Event

Image removed.

with Tomasz Pudłocki
Assistant Professor, Institute of History, Jagiellonian University, Krakow, Poland


Thursday, April 16th at 7:00 PM
Fisher-Bennett Hall, Room 201

 

According to Austrian writer Robert Musil, Central Europeans before 1914 were regarded as narrow-minded, quarrelsome, and passionately hedonistic. They focused only on the pleasures and problems of everyday life. On the other hand, basic texts of the time reveal the strong presence of religion, as clergymen greatly influenced behavior norms and ways of thinking. How could so many churches and synagogues exist alongside neighborhood brothels and bars that thrived? How can we characterize the religiousness of Central Europeans and their mentality? In this lecture, Pudłocki will address this paradox at the turn of the 19th and 20th centuries.  

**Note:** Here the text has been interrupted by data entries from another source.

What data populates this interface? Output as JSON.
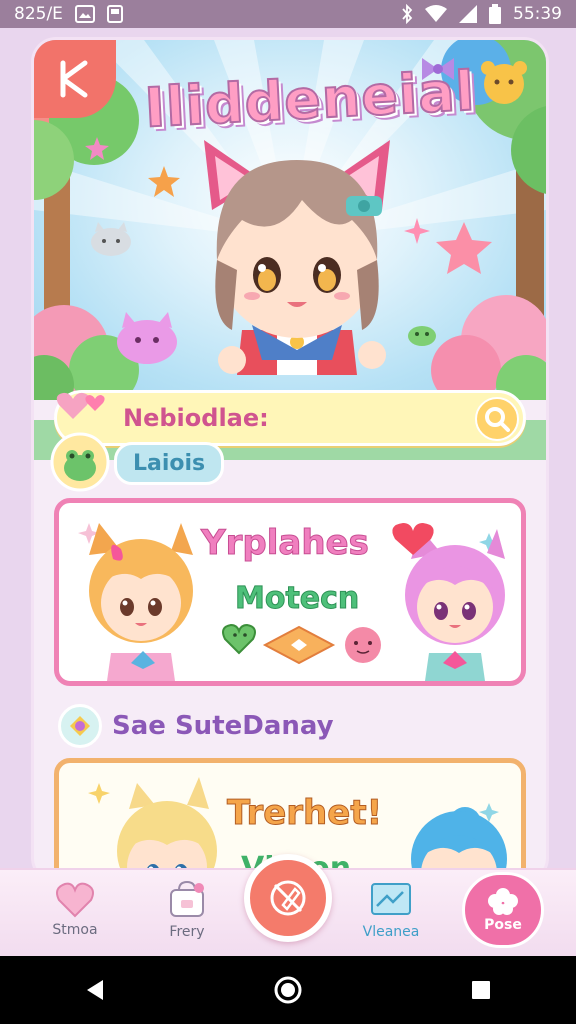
{
  "status_bar": {
    "time_left": "825/E",
    "time_right": "55:39"
  },
  "app": {
    "title": "Iliddeneial",
    "search_label": "Nebiodlae:",
    "tag_label": "Laiois",
    "feature": {
      "title": "Yrplahes",
      "subtitle": "Motecn"
    },
    "section_title": "Sae SuteDanay",
    "news": {
      "title": "Trerhet!",
      "subtitle": "Vltaon"
    }
  },
  "tab_bar": {
    "tabs": [
      {
        "label": "Stmoa",
        "icon": "heart-icon"
      },
      {
        "label": "Frery",
        "icon": "shop-icon"
      },
      {
        "label": "Vleanea",
        "icon": "news-icon"
      }
    ],
    "center_icon": "no-pen-icon",
    "more_label": "Pose"
  },
  "colors": {
    "accent_pink": "#f070a8",
    "coral": "#f47b6b",
    "status_bar": "#9b7f9c"
  }
}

Tomasz Pudłocki specializes in the history of Galicia from a socio-cultural point of view, as well as the history of women and intellectual history. He most recently published his Associate Professor book on Polish-British intellectual connection in the interwar period. He is a member of the Commission on History of Women (Polish Academy of Science), a member of the Commission on History of Science (Polish Academy of Arts and Science), and former President of the Society of Friends of Science in Przemyśl. He has authored and co-edited several publications.